Nuclear fusion uses extreme temperatures (millions of degrees) and immense pressures to force lightweight atoms (usually different isotopes of hydrogen) to combine with one another, again releasing energy. Nuclear fusion occurs in the sun and in nuclear weapons, and controlled nuclear fusion has been achieved in laboratories, but only on a very small scale. Nobody has yet solved the problem of how to build a container for the incredible temperatures and pressures that (as far as we know) would have to be maintained in reactor core of a commercial fusion power plant.
Current research focuses on two different methods. Magnetic containment would use powerful magnetic fields to continuously confine and squeeze a high temperature plasma of fusion fuel. Inertial containment uses pulses of light from powerful lasers to heat and compress pellets of fuel, one at a time.
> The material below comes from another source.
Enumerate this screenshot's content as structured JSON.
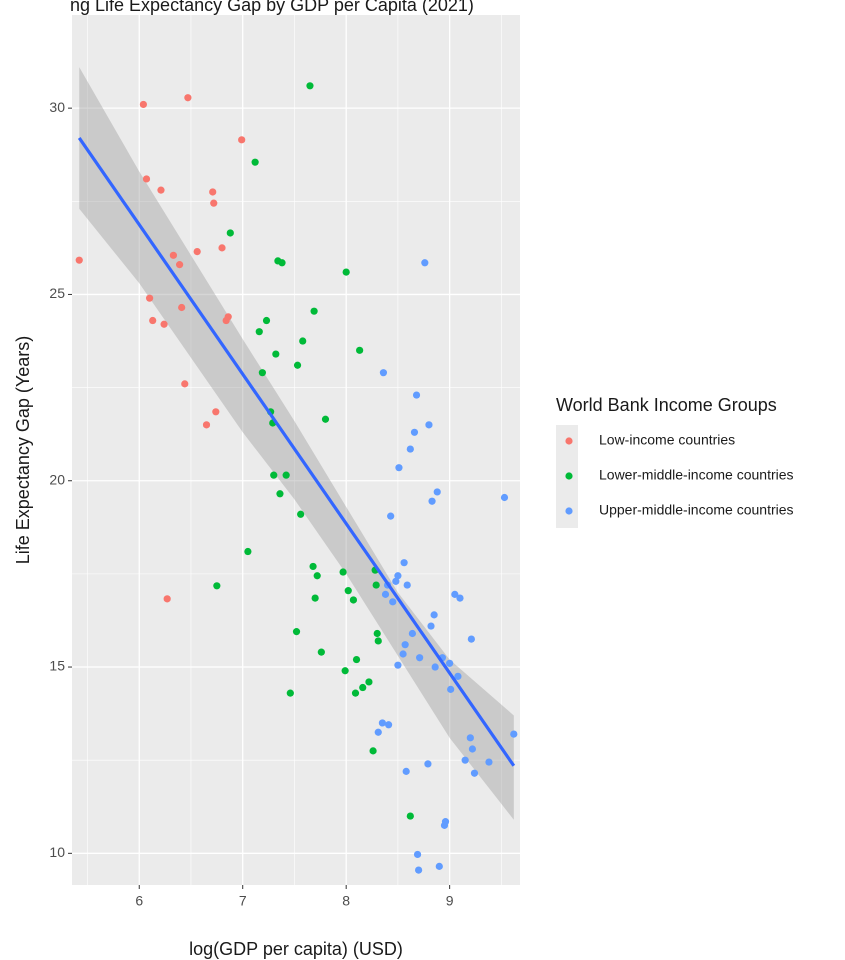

Both kinds of reactor have been built and tested, but so far, they both require more energy to operate than they produce.
July 20th, 2010 at 8:11 pm
Fusion really only happens in nuclear bombs called Hydrogen Bombs, or H-bombs. These weapons actually use nuclear fission to start a fusion reaction between Hydrogen and Lithium.
On the other hand nuclear reactors currently in use just operate on fission, or the splitting of atoms giving off heat, Nazi nuclear scientists actually referred to this process during WW2 as Uranium burners, or Uranium furnaces, although a nuclear reactor can use other fission “fuel” besides Uranium.